Fuzzing typically doesn’t have a false-positive rate. The confusion comes from the fact that when you execute the test case, there might be results in your system under test (SUT)—for example, some unexpected behavior or something that crashes—that aren’t immediately checked again if you execute only one test case.
If you keep your system and input the same—in other words, if you use the same test case—there should always be the same result in your SUT. However, if you’re running 20 test cases, for example, you might overflow a buffer in test case 20 and cause something to crash. That wouldn’t happen if you restarted your target system and just executed test case 20.
Using external instrumentation or the Agent Instrumentation Framework allows you to instrument that on a test case basis, so you can immediately see the impact of just one test case—for example, on the memory used by a process and the ability to detect that.
It comes down to metrics. Fuzzing has an infinite space issue in the sense that it’s negative testing. That means you can have an arbitrary number of test cases. For example, if you take one field in a packet and insert a single character, say ‘A,’ that’s a test case. You can insert two A’s in the field as a test case. And you can continue like that until you have one billion A’s in the field. Everything in between is a test case. It looks very fancy on marketing slides to have one billion test cases for this specific functional field. But it doesn’t make much sense when it comes to executing them against the target system.

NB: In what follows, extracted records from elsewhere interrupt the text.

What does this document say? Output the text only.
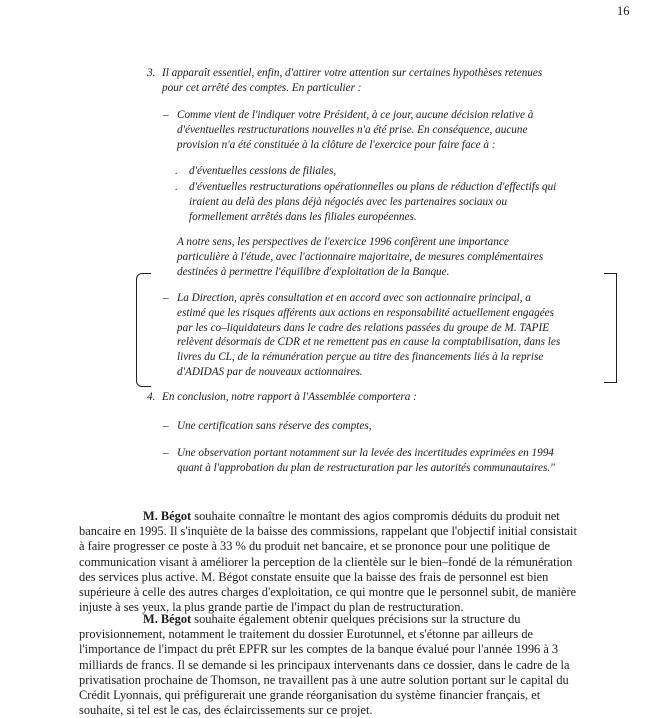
16
3. Il apparaît essentiel, enfin, d'attirer votre attention sur certaines hypothèses retenues
pour cet arrêté des comptes. En particulier :
– Comme vient de l'indiquer votre Président, à ce jour, aucune décision relative à
d'éventuelles restructurations nouvelles n'a été prise. En conséquence, aucune
provision n'a été constituée à la clôture de l'exercice pour faire face à :
. d'éventuelles cessions de filiales,
. d'éventuelles restructurations opérationnelles ou plans de réduction d'effectifs qui
iraient au delà des plans déjà négociés avec les partenaires sociaux ou
formellement arrêtés dans les filiales européennes.
A notre sens, les perspectives de l'exercice 1996 confèrent une importance
particulière à l'étude, avec l'actionnaire majoritaire, de mesures complémentaires
destinées à permettre l'équilibre d'exploitation de la Banque.
– La Direction, après consultation et en accord avec son actionnaire principal, a
estimé que les risques afférents aux actions en responsabilité actuellement engagées
par les co–liquidateurs dans le cadre des relations passées du groupe de M. TAPIE
relèvent désormais de CDR et ne remettent pas en cause la comptabilisation, dans les
livres du CL, de la rémunération perçue au titre des financements liés à la reprise
d'ADIDAS par de nouveaux actionnaires.
4. En conclusion, notre rapport à l'Assemblée comportera :
– Une certification sans réserve des comptes,
– Une observation portant notamment sur la levée des incertitudes exprimées en 1994
quant à l'approbation du plan de restructuration par les autorités communautaires."
M. Bégot souhaite connaître le montant des agios compromis déduits du produit net
bancaire en 1995. Il s'inquiète de la baisse des commissions, rappelant que l'objectif initial consistait
à faire progresser ce poste à 33 % du produit net bancaire, et se prononce pour une politique de
communication visant à améliorer la perception de la clientèle sur le bien–fondé de la rémunération
des services plus active. M. Bégot constate ensuite que la baisse des frais de personnel est bien
supérieure à celle des autres charges d'exploitation, ce qui montre que le personnel subit, de manière
injuste à ses yeux, la plus grande partie de l'impact du plan de restructuration.
M. Bégot souhaite également obtenir quelques précisions sur la structure du
provisionnement, notamment le traitement du dossier Eurotunnel, et s'étonne par ailleurs de
l'importance de l'impact du prêt EPFR sur les comptes de la banque évalué pour l'année 1996 à 3
milliards de francs. Il se demande si les principaux intervenants dans ce dossier, dans le cadre de la
privatisation prochaine de Thomson, ne travaillent pas à une autre solution portant sur le capital du
Crédit Lyonnais, qui préfigurerait une grande réorganisation du système financier français, et
souhaite, si tel est le cas, des éclaircissements sur ce projet.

There are various metrics that define what a good fuzzer should have. The first one is high-quality anomalies. Your normalization database should contain anomalies that are likely to trigger issues when inserted into various parts of the code.
Second, you should set up the instrumentation correctly to get information on whether a specific function crashes so you don’t execute more test cases to trigger that specific bug. For example, if you’re testing a specific field and you trigger an overflow, you don’t want to waste your time executing a hundred more test cases.
It’s also about coverage. The fuzzer should understand the protocol it’s testing against and create test cases that cover the entire breadth of the protocol. It should also be able to go very deep to the protocol stage while executing test cases.
Defensics is a good example of this. We have the full implementation of the protocol, so all the building blocks of the protocol are mirrored in our tool. As a result, we can take the model, multiply it by the anomalies we have using our normalization engine, and then dynamically create test cases.
That’s not really the intention behind how we approach fuzzing. Fuzzing is designed to look at the implementation of protocols running on the target.
Of course, there are various ways of instrumenting your target—via SNMP, via external instrumentation, and so on. So you can very easily get performance-related data from your target. For example, we often find when we execute test cases that we cause a spike in CPU and memory use. Defensics offers multiple ways of visualizing that, such as a graph that correlates all the different inputs. You can use that information to cross-correlate a test case causing high CPU spikes. Then you can loop that specific test case and see how it affects your target. But again, Defensics isn’t meant to be a load tester or any such tool. There are other tools with that dedicated functionality, and it’s not our core intent for the Defensics platform.
We haven’t created any specific agents for the AUTOSAR Classic Platform, but you can create your own agents and run them. Our agent framework allows you to be flexible and create the agents you want, so everyone using the Defensics fuzzer can easily extend the instrumentation used in it. The agents themselves are simple Python scripts, and the list of agents you can run is endless. For example, we have skeleton agents, which allow you to quickly drop any functionality you’d like to test into your own environment, whether for the AUTOSAR Classic Platform or any other target system.
No. In Defensics, we take the approach of specification-based fuzzing, so the entire model is mirrored in the tool itself. Based on that, we can execute and generate test cases. Basically, we’re acting like a genuine endpoint to the SUT. Since we fully understand the protocol, we can create test cases that (hopefully) trigger certain exceptions in the target and then use the protocol instrumentation itself to assess the health of the target.
Since we understand the protocol, we can also, for example, execute a sequence of methods and packages that tests specific functionality. For example, in the case of Bluetooth, we might test the streaming of an audio file to the target. This includes everything from connecting to the target to streaming to disconnecting. If we find that this sequence executes in a certain timeframe—depending on the protocol, that could be 500 or 1,000 milliseconds—and that it executes correctly in terms of the messages we get back from the target, we can mark the test case as a pass. Defensics has that level of awareness of the protocol itself.
Yes, you can control the speed of data sent to the SUT, but that very much depends on the protocol. We have over 270 protocols, all of which might have custom configurable options specific to the protocol itself. For example, there’s a frame rate limit setting you can use in CAN Bus that controls the amount of frames injected onto the bus per second. There’s a different option you can set in Bluetooth for injection over radio, and other options across different protocols.